Many of us can link a certain album to pivotal moments in our lives. Whether it’s the first record you bought with your own money, the chord you first learnt to play on guitar, the song that soundtracked your first kiss, the album that got you those awkward and painful pubescent years or the one that set off light bulbs in your brain and inspired you to take a big leap of faith into the unknown – music is often the catalyst for change in our lives and can even help shape who we become.
In this Love Letter To A Record series, Music Feeds asks artists to reflect on their relationship with music and share with us stories about the effect music has had on their lives.
Zach Britt, Dream On Dreamer – Underoath, Define the Great Line(2006)
It was late one night when I first heard about you. My friend Brent called me up on the cordless and I ducked outside to whisper through the line, “is it really that good?”… The reply was resolute. “It’s better”. I was only 16. I rode my bike as fast as I could to Brent’s house so I could meet you. You looked so dark and mysterious. I have to admit though, I’d seen you in the magazines before. I had your poster on my wall before I even met you (fuck that’s embarrassing now looking back) but that’s enough ‘In Regards To Myself…’
From that moment we started spending every night together. Everyone else I used to spend time with just seemed to fade away and our conversations were on repeat. Once I got you started it was hard to stop and god you were LOUD! My parents were always banging on the walls begging me to “turn it down” haha, but there was no stopping us. Being with you really was a moment suspended in time.

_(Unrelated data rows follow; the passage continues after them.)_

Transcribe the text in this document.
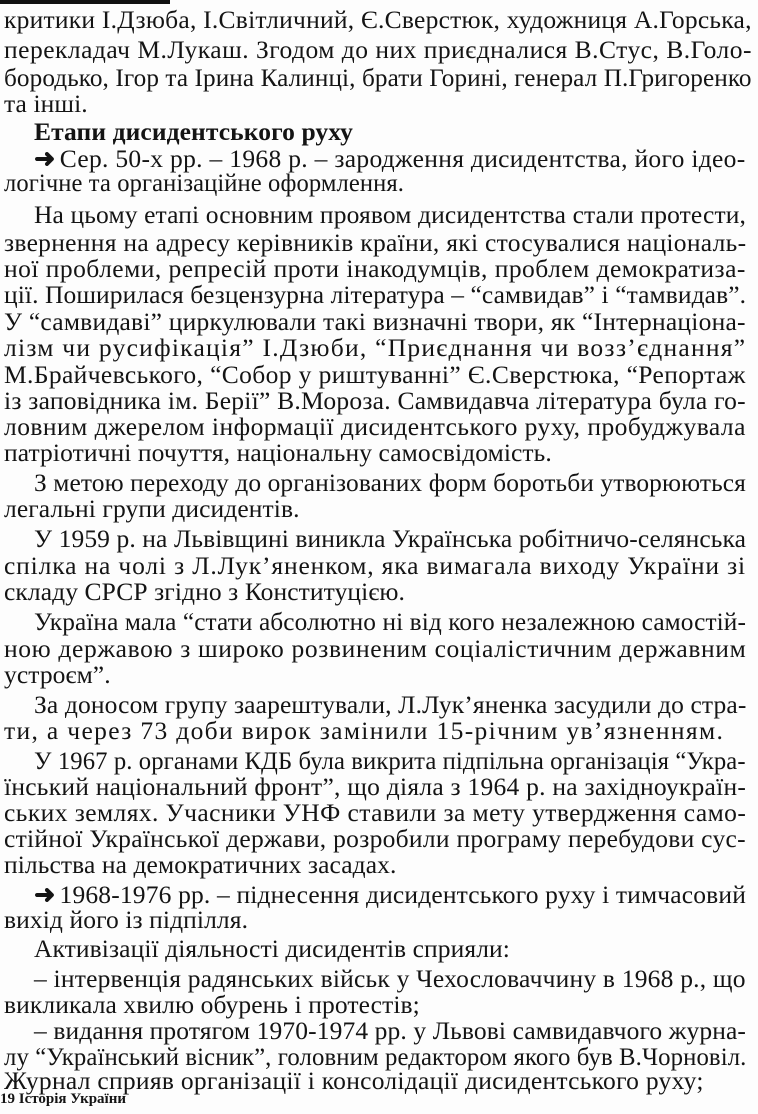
критики І.Дзюба, І.Світличний, Є.Сверстюк, художниця А.Горська,

перекладач М.Лукаш. Згодом до них приєдналися В.Стус, В.Голо-

бородько, Ігор та Ірина Калинці, брати Горині, генерал П.Григоренко

та інші.

Етапи дисидентського руху

➜ Сер. 50-х рр. – 1968 р. – зародження дисидентства, його ідео-

логічне та організаційне оформлення.

На цьому етапі основним проявом дисидентства стали протести,

звернення на адресу керівників країни, які стосувалися національ-

ної проблеми, репресій проти інакодумців, проблем демократиза-

ції. Поширилася безцензурна література – “самвидав” і “тамвидав”.

У “самвидаві” циркулювали такі визначні твори, як “Інтернаціона-

лізм чи русифікація” І.Дзюби, “Приєднання чи возз’єднання”

М.Брайчевського, “Собор у риштуванні” Є.Сверстюка, “Репортаж

із заповідника ім. Берії” В.Мороза. Самвидавча література була го-

ловним джерелом інформації дисидентського руху, пробуджувала

патріотичні почуття, національну самосвідомість.

З метою переходу до організованих форм боротьби утворюються

легальні групи дисидентів.

У 1959 р. на Львівщині виникла Українська робітничо-селянська

спілка на чолі з Л.Лук’яненком, яка вимагала виходу України зі

складу СРСР згідно з Конституцією.

Україна мала “стати абсолютно ні від кого незалежною самостій-

ною державою з широко розвиненим соціалістичним державним

устроєм”.

За доносом групу заарештували, Л.Лук’яненка засудили до стра-

ти, а через 73 доби вирок замінили 15-річним ув’язненням.

У 1967 р. органами КДБ була викрита підпільна організація “Укра-

їнський національний фронт”, що діяла з 1964 р. на західноукраїн-

ських землях. Учасники УНФ ставили за мету утвердження само-

стійної Української держави, розробили програму перебудови сус-

пільства на демократичних засадах.

➜ 1968-1976 рр. – піднесення дисидентського руху і тимчасовий

вихід його із підпілля.

Активізації діяльності дисидентів сприяли:

– інтервенція радянських військ у Чехословаччину в 1968 р., що

викликала хвилю обурень і протестів;

– видання протягом 1970-1974 рр. у Львові самвидавчого журна-

лу “Український вісник”, головним редактором якого був В.Чорновіл.

Журнал сприяв організації і консолідації дисидентського руху;

19 Історія України
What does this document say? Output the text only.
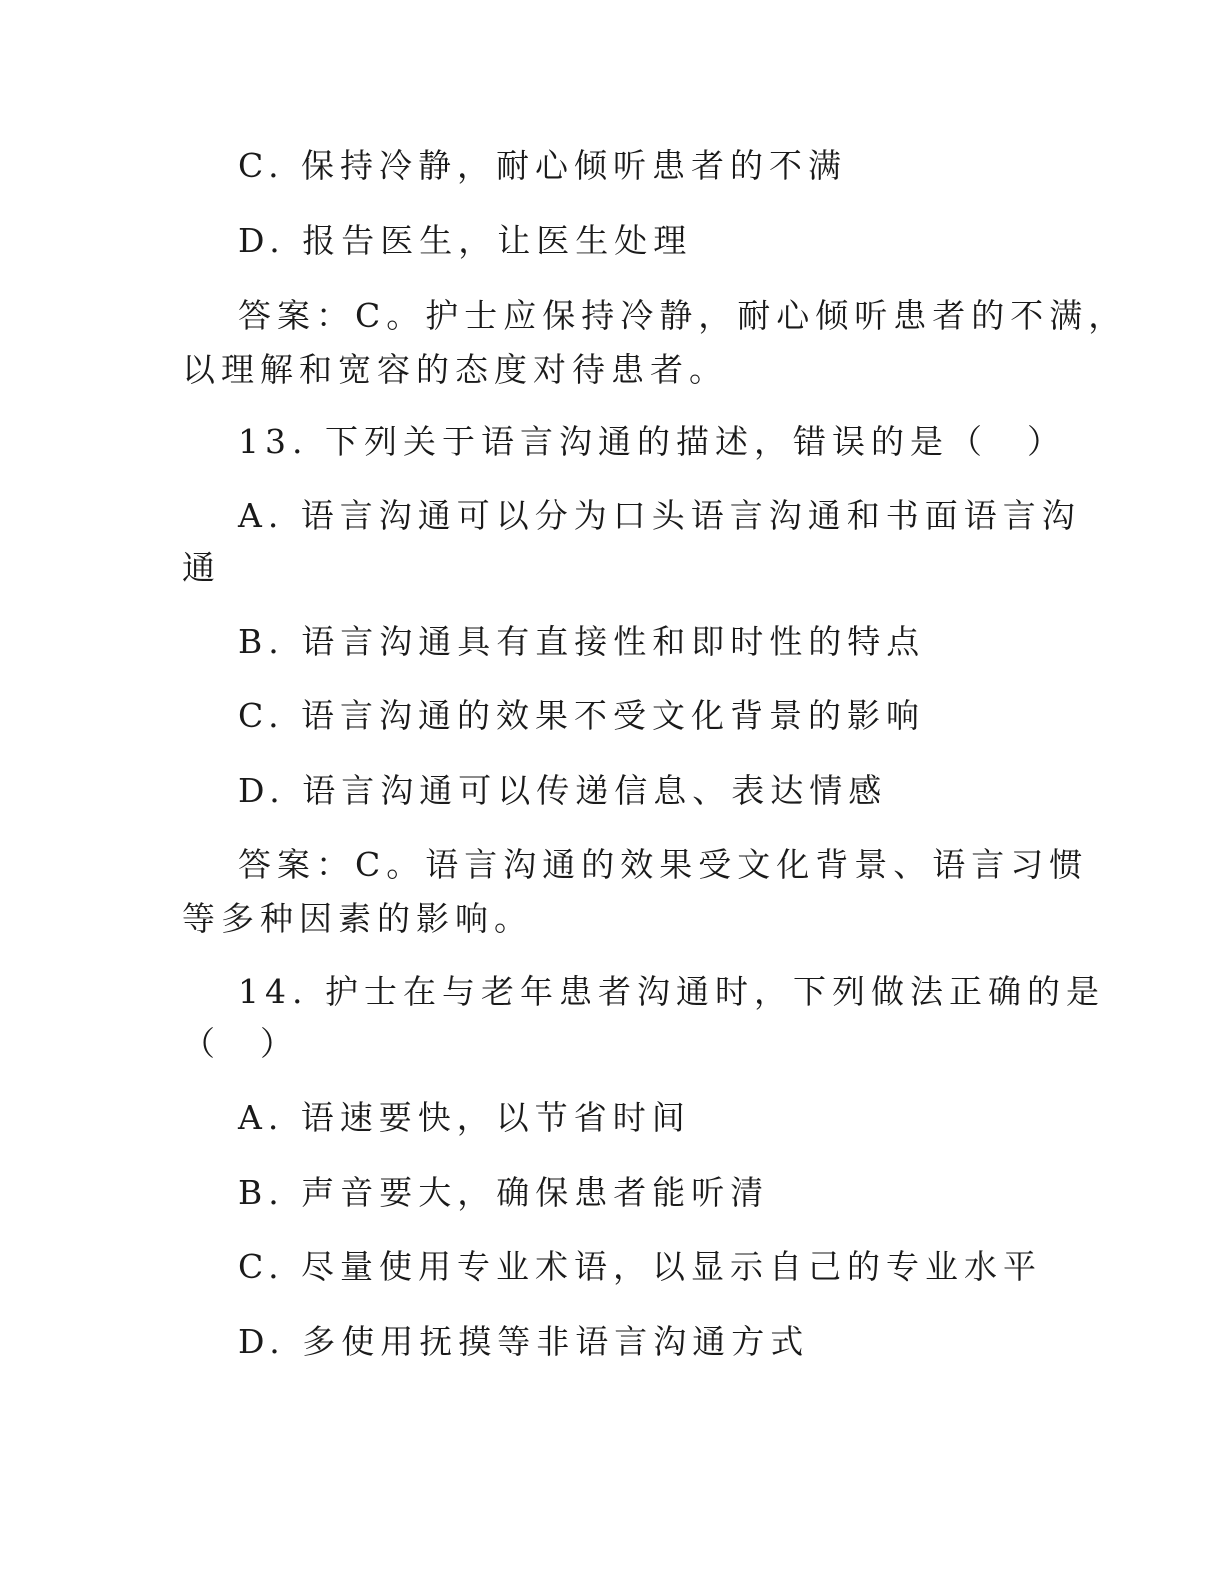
C. 保持冷静，耐心倾听患者的不满

D. 报告医生，让医生处理

答案：C。护士应保持冷静，耐心倾听患者的不满，

以理解和宽容的态度对待患者。

13. 下列关于语言沟通的描述，错误的是（　）

A. 语言沟通可以分为口头语言沟通和书面语言沟

通

B. 语言沟通具有直接性和即时性的特点

C. 语言沟通的效果不受文化背景的影响

D. 语言沟通可以传递信息、表达情感

答案：C。语言沟通的效果受文化背景、语言习惯

等多种因素的影响。

14. 护士在与老年患者沟通时，下列做法正确的是

（　）

A. 语速要快，以节省时间

B. 声音要大，确保患者能听清

C. 尽量使用专业术语，以显示自己的专业水平

D. 多使用抚摸等非语言沟通方式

There could be nothing after this. I tried to resist your nature but you’re ever so inviting. Still, you played with me on repeat with my parents banging on the wall (thanks to my uncle Salmanir for calming them down after the whole fiasco).
Now, let me take you back to the first time I saw you perform live! I remember your makers coming out on stage at the arena in Brisbane and you tore the roof off the place. It was better than anything I’d ever seen done before. You took my world and turned it upside down from then on. Filled with wonder, I slipped into another world while you wrapped around me amidst flashing lights and bodies jostled back and forwards on the floor. I wanted to be closer still. I needed to know more and to try to ride the lightning, like your makers. As we walked out of there that night it was clear that no one was returning empty-handed.
Flash forward four years to 2010
Standing in the Tivoli carpark in Brisbane with my band about to walk on stage to a sold-out crowd. The journey had been so long to this point but you’d always been there encouraging me to do better and to keep my head held high. The truth is, without you I probably wouldn’t be here today so thank you. I meet your parents next to the van outside and they are super kind to me. I looked them in the eye and told them what you meant to me and it was appreciated. Not many words are said but there’s a good feeling in the air. Now it’s time to put my money where my mouth is and show them what I’m made of. Even though they are gracious, standing near them you feel like you are casting SUCH a thin shadow.
The show begins. The lights blind and we let go. To the observant, we look like we are moving for the sake of motion but those loyal to the cause know it’s all for the love of you. You come on stage after us and blow us all away yet again. I walk away even more changed than before, I remember you telling me on the way home, with the car stereo on full ball, “I guess this is the writing on the walls”.
Now looking back, I really think it was. I remember standing on stage and looking out thinking, “Everyone looks so good from here”. I think I’d found my home.
It’s now been 14 years since the day I rode that bike to Brent’s house to meet you and goddamn, I still love you like when I met you (and you’re still just as loud) I’m proud to call your parents friends and we’ve spent time abroad and I’ve even shown some of them a thing or two around the bends in Aus It’s hard to sum our relationship up but maybe that’s because it’ll never end. Here I am in my chair 14 years later waffling on about my love for you and all I really needed to say was…
TO WHOM IT MAY CONCERN,
I fucking LOVE Define the great line.